[PATCH v3] drm/xe: Enable ATS if enabled on the PCI side

Thomas Hellström thomas.hellstrom at linux.intel.com
Tue Jun 10 13:50:31 UTC 2025


On Tue, 2025-06-10 at 06:43 -0700, Matthew Brost wrote:
> On Tue, Jun 10, 2025 at 09:20:19AM +0200, Thomas Hellström wrote:
> > On Mon, 2025-06-09 at 17:46 -0700, Matthew Brost wrote:
> > > On Mon, Jun 09, 2025 at 03:54:08PM +0200, Thomas Hellström wrote:
> > > > If IOMMU and device supports ATS, enable it in an effort to
> > > > offload
> > > > IOMMU TLB.
> > > > 
> > > 
> > > Can you explain what exactly you mean by offload 'IOMMU TLB'.
> > > 
> > > Does that mean physical addresses are cached on the device rather
> > > than
> > > dma-addresses for system memory?
> > 
> > Yes, that's as I understand it, one (the main) purpose of ATS.
> > Instead
> > of sending untranslated addresses for the IOMMU to translate on
> > each
> > access, the device sends physical addresses stored in its
> > translation
> > cache, thereby reducing the translation burden on the IOMMU.
> > 
> 
> Makes sense. Follow up questions - then.
> 
> 1. Do you any platforms have ATS enabled?

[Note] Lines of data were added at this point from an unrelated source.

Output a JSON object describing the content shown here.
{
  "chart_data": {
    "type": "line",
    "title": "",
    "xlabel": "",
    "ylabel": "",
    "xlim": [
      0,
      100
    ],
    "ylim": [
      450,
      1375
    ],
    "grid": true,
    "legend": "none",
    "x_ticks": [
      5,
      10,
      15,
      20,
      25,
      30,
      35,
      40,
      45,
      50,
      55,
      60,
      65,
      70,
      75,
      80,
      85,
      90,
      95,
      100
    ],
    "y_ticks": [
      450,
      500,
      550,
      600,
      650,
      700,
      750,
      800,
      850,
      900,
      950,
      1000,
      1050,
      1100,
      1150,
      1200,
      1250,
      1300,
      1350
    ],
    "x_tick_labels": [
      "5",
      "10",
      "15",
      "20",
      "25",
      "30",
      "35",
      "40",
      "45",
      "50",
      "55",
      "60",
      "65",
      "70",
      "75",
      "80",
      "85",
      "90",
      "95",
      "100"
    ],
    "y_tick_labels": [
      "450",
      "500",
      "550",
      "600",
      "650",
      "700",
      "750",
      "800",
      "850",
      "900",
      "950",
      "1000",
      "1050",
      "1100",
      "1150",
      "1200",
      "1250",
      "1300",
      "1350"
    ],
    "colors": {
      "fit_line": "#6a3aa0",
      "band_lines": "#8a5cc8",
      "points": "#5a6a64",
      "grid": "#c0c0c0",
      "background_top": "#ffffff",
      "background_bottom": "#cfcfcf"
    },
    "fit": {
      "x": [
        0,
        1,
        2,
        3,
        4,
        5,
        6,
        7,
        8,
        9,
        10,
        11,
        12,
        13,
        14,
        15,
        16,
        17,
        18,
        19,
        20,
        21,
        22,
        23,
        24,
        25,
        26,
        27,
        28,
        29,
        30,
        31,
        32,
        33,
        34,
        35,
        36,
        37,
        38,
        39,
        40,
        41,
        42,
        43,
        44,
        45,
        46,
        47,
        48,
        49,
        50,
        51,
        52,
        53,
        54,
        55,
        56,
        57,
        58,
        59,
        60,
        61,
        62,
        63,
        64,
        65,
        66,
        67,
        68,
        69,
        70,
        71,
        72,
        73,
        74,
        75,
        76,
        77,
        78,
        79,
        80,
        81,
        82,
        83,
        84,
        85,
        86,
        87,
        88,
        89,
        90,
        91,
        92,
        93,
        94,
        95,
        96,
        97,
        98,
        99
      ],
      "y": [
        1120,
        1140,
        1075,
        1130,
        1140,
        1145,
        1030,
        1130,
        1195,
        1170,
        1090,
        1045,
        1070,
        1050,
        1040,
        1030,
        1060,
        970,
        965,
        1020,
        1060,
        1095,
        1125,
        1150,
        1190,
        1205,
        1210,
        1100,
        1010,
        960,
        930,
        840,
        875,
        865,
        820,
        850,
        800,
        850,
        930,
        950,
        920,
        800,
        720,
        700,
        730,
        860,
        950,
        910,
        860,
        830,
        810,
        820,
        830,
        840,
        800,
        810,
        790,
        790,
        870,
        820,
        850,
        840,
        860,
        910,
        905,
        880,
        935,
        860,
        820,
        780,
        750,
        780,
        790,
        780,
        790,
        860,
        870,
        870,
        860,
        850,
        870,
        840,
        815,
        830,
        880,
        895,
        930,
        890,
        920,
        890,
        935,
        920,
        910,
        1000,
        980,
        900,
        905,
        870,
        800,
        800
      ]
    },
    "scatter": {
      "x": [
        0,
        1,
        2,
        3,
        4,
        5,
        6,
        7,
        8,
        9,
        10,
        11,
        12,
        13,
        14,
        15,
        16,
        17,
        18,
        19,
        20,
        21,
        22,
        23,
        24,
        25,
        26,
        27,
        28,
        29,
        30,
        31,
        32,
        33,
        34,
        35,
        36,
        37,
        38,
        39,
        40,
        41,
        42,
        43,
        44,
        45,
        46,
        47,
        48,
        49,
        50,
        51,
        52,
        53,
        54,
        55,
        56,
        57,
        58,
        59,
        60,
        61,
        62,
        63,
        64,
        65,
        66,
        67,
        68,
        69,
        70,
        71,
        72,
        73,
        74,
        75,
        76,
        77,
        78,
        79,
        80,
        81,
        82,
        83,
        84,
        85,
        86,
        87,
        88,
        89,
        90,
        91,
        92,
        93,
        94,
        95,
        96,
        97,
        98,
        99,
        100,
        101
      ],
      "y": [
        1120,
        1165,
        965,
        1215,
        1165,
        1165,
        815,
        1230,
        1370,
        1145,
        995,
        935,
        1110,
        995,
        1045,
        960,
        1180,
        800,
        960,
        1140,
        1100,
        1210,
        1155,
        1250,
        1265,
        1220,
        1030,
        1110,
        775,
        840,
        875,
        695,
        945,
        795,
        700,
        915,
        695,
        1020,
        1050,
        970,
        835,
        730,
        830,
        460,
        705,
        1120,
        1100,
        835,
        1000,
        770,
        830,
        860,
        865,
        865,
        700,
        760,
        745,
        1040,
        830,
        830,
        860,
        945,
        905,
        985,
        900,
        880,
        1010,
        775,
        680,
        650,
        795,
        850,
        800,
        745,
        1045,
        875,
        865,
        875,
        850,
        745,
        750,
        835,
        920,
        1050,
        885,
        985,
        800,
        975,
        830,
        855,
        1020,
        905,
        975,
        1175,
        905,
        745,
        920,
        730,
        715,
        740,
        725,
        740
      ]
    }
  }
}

We have LNL. Problem with LNL for testing is that it appears to be
enabling ATS in this way under-the-hood, to get to the physical page
addresses used to calculate the compression metadata location (and
perhaps other things). Not sure, though whether the LNL always caches
these translations.

We an also test on BMG + Xeon. Work underway.

> 2. Have we measured performance difference on either synthetic
> benchmarks or real work apps to see perf differences?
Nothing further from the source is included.